Das Verfahren, das die IG Sennebäche angestrengt hat, ist von den deutschen Gerichten ebenfalls abgewiesen worden. Seit dem 7. Dezember, Zeitpunkt der Listung, darf keine Verschlechterung der möglichen FFH-Gebiete mehr erfolgen. Sowohl im Eilverfahren als auch in der Hauptsache werden sich die Richter in Luxemburg jetzt aber der Klagen annehmen, berichtete Glatzel. Der Aufwand sei gigantisch: In zehnfacher Ausfertigung müsse die 281 Seiten starke Klageschrift eingereicht werden, dazu 1000 Seiten Anlagen. Die einzelnen Kläger sind erneut gefordert: Sie müssen eine genaue Platzierung ihrer Parzelle angeben, wie sie im oder außerhalb des geplanten FFH-Gebiets liegen und wie sie den möglichen Schaden dadurch beziffern.
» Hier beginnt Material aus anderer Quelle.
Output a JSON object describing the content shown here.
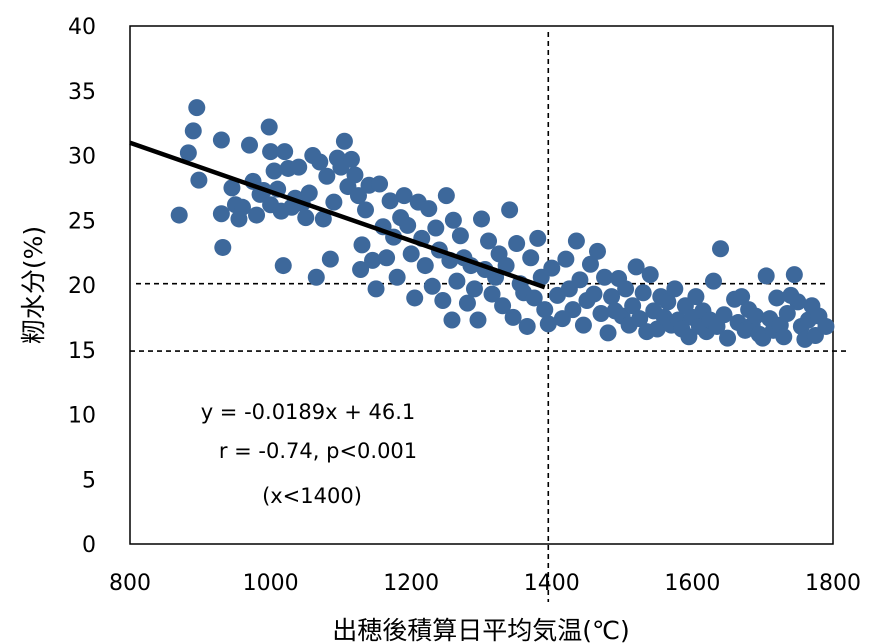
{
  "chart_data": {
    "type": "scatter",
    "xlabel": "出穂後積算日平均気温(℃)",
    "ylabel": "籾水分(%)",
    "xlim": [
      800,
      1800
    ],
    "ylim": [
      0,
      40
    ],
    "x_ticks": [
      "800",
      "1000",
      "1200",
      "1400",
      "1600",
      "1800"
    ],
    "y_ticks": [
      "0",
      "5",
      "10",
      "15",
      "20",
      "25",
      "30",
      "35",
      "40"
    ],
    "grid": false,
    "marker_color": "#3d689b",
    "regression": {
      "slope": -0.0189,
      "intercept": 46.1,
      "x_range": [
        800,
        1390
      ]
    },
    "reference_lines": {
      "x": 1395,
      "y": [
        20.1,
        14.9
      ]
    },
    "annotations": [
      "y = -0.0189x + 46.1",
      "r = -0.74, p<0.001",
      "(x<1400)"
    ],
    "points": [
      [
        870,
        25.4
      ],
      [
        883,
        30.2
      ],
      [
        890,
        31.9
      ],
      [
        895,
        33.7
      ],
      [
        898,
        28.1
      ],
      [
        930,
        31.2
      ],
      [
        932,
        22.9
      ],
      [
        930,
        25.5
      ],
      [
        945,
        27.5
      ],
      [
        950,
        26.2
      ],
      [
        955,
        25.1
      ],
      [
        960,
        26.0
      ],
      [
        970,
        30.8
      ],
      [
        975,
        28.0
      ],
      [
        980,
        25.4
      ],
      [
        985,
        27.0
      ],
      [
        990,
        27.3
      ],
      [
        998,
        32.2
      ],
      [
        1000,
        30.3
      ],
      [
        1000,
        26.2
      ],
      [
        1005,
        28.8
      ],
      [
        1010,
        27.4
      ],
      [
        1015,
        25.7
      ],
      [
        1018,
        21.5
      ],
      [
        1020,
        30.3
      ],
      [
        1025,
        29.0
      ],
      [
        1030,
        26.0
      ],
      [
        1035,
        26.7
      ],
      [
        1040,
        29.1
      ],
      [
        1045,
        26.3
      ],
      [
        1050,
        25.2
      ],
      [
        1055,
        27.1
      ],
      [
        1060,
        30.0
      ],
      [
        1065,
        20.6
      ],
      [
        1070,
        29.5
      ],
      [
        1075,
        25.1
      ],
      [
        1080,
        28.4
      ],
      [
        1085,
        22.0
      ],
      [
        1090,
        26.4
      ],
      [
        1095,
        29.8
      ],
      [
        1100,
        29.1
      ],
      [
        1105,
        31.1
      ],
      [
        1110,
        27.6
      ],
      [
        1115,
        29.7
      ],
      [
        1120,
        28.5
      ],
      [
        1125,
        26.9
      ],
      [
        1128,
        21.2
      ],
      [
        1130,
        23.1
      ],
      [
        1135,
        25.8
      ],
      [
        1140,
        27.7
      ],
      [
        1145,
        21.9
      ],
      [
        1150,
        19.7
      ],
      [
        1155,
        27.8
      ],
      [
        1160,
        24.5
      ],
      [
        1165,
        22.1
      ],
      [
        1170,
        26.5
      ],
      [
        1175,
        23.7
      ],
      [
        1180,
        20.6
      ],
      [
        1185,
        25.2
      ],
      [
        1190,
        26.9
      ],
      [
        1195,
        24.6
      ],
      [
        1200,
        22.4
      ],
      [
        1205,
        19.0
      ],
      [
        1210,
        26.4
      ],
      [
        1215,
        23.6
      ],
      [
        1220,
        21.5
      ],
      [
        1225,
        25.9
      ],
      [
        1230,
        19.9
      ],
      [
        1235,
        24.4
      ],
      [
        1240,
        22.7
      ],
      [
        1245,
        18.8
      ],
      [
        1250,
        26.9
      ],
      [
        1255,
        21.9
      ],
      [
        1258,
        17.3
      ],
      [
        1260,
        25.0
      ],
      [
        1265,
        20.3
      ],
      [
        1270,
        23.8
      ],
      [
        1275,
        22.1
      ],
      [
        1280,
        18.6
      ],
      [
        1285,
        21.5
      ],
      [
        1290,
        19.7
      ],
      [
        1295,
        17.3
      ],
      [
        1300,
        25.1
      ],
      [
        1305,
        21.2
      ],
      [
        1310,
        23.4
      ],
      [
        1315,
        19.3
      ],
      [
        1320,
        20.6
      ],
      [
        1325,
        22.4
      ],
      [
        1330,
        18.4
      ],
      [
        1335,
        21.5
      ],
      [
        1340,
        25.8
      ],
      [
        1345,
        17.5
      ],
      [
        1350,
        23.2
      ],
      [
        1355,
        20.1
      ],
      [
        1360,
        19.4
      ],
      [
        1365,
        16.8
      ],
      [
        1370,
        22.1
      ],
      [
        1375,
        19.0
      ],
      [
        1380,
        23.6
      ],
      [
        1385,
        20.6
      ],
      [
        1390,
        18.1
      ],
      [
        1395,
        17.0
      ],
      [
        1400,
        21.3
      ],
      [
        1408,
        19.2
      ],
      [
        1415,
        17.4
      ],
      [
        1420,
        22.0
      ],
      [
        1425,
        19.7
      ],
      [
        1430,
        18.1
      ],
      [
        1435,
        23.4
      ],
      [
        1440,
        20.4
      ],
      [
        1445,
        16.9
      ],
      [
        1450,
        18.8
      ],
      [
        1455,
        21.6
      ],
      [
        1460,
        19.3
      ],
      [
        1465,
        22.6
      ],
      [
        1470,
        17.8
      ],
      [
        1475,
        20.6
      ],
      [
        1480,
        16.3
      ],
      [
        1485,
        19.1
      ],
      [
        1490,
        18.0
      ],
      [
        1495,
        20.5
      ],
      [
        1500,
        17.6
      ],
      [
        1505,
        19.7
      ],
      [
        1510,
        16.9
      ],
      [
        1515,
        18.4
      ],
      [
        1520,
        21.4
      ],
      [
        1525,
        17.4
      ],
      [
        1530,
        19.4
      ],
      [
        1535,
        16.4
      ],
      [
        1540,
        20.8
      ],
      [
        1545,
        18.0
      ],
      [
        1550,
        16.6
      ],
      [
        1555,
        19.1
      ],
      [
        1560,
        17.5
      ],
      [
        1565,
        18.7
      ],
      [
        1570,
        16.9
      ],
      [
        1575,
        19.7
      ],
      [
        1580,
        17.3
      ],
      [
        1585,
        16.6
      ],
      [
        1590,
        18.4
      ],
      [
        1595,
        16.0
      ],
      [
        1600,
        17.5
      ],
      [
        1605,
        19.1
      ],
      [
        1610,
        16.8
      ],
      [
        1615,
        18.0
      ],
      [
        1620,
        16.4
      ],
      [
        1625,
        17.3
      ],
      [
        1630,
        20.3
      ],
      [
        1635,
        16.8
      ],
      [
        1640,
        22.8
      ],
      [
        1645,
        17.7
      ],
      [
        1650,
        15.9
      ],
      [
        1660,
        18.9
      ],
      [
        1665,
        17.1
      ],
      [
        1670,
        19.1
      ],
      [
        1675,
        16.5
      ],
      [
        1680,
        18.1
      ],
      [
        1685,
        16.9
      ],
      [
        1690,
        17.6
      ],
      [
        1695,
        16.2
      ],
      [
        1700,
        15.9
      ],
      [
        1705,
        20.7
      ],
      [
        1710,
        17.4
      ],
      [
        1715,
        16.5
      ],
      [
        1720,
        19.0
      ],
      [
        1725,
        16.9
      ],
      [
        1730,
        16.0
      ],
      [
        1735,
        17.8
      ],
      [
        1740,
        19.2
      ],
      [
        1745,
        20.8
      ],
      [
        1750,
        18.7
      ],
      [
        1755,
        16.8
      ],
      [
        1760,
        15.8
      ],
      [
        1765,
        17.3
      ],
      [
        1770,
        18.4
      ],
      [
        1775,
        16.1
      ],
      [
        1780,
        17.6
      ],
      [
        1790,
        16.8
      ]
    ]
  }
}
Glatzel betonte, dass im Hauptsacheverfahren weitere Kläger zugelassen sind. Der Rechtsanwalt, ehemaliger Ministerialdirektor im Bundesaußenministerium, sagte, dass Umweltministerin Bärbel Höhn einen »galanten Taschenspielertrick« vollführt habe. Sie habe die von der LÖBF aufgestellten Gebiete nach Brüssel weiter gemeldet, ohne die 400 eingereichten Bedenken zu erwähnen. Die Europäische Union sei davon ausgegangen, dass die Gebiete nicht umstritten sind. Das Gutachten, das die von der LÖBF festgestellten Lebensformen widerlegt, sei nicht berücksichtigt worden.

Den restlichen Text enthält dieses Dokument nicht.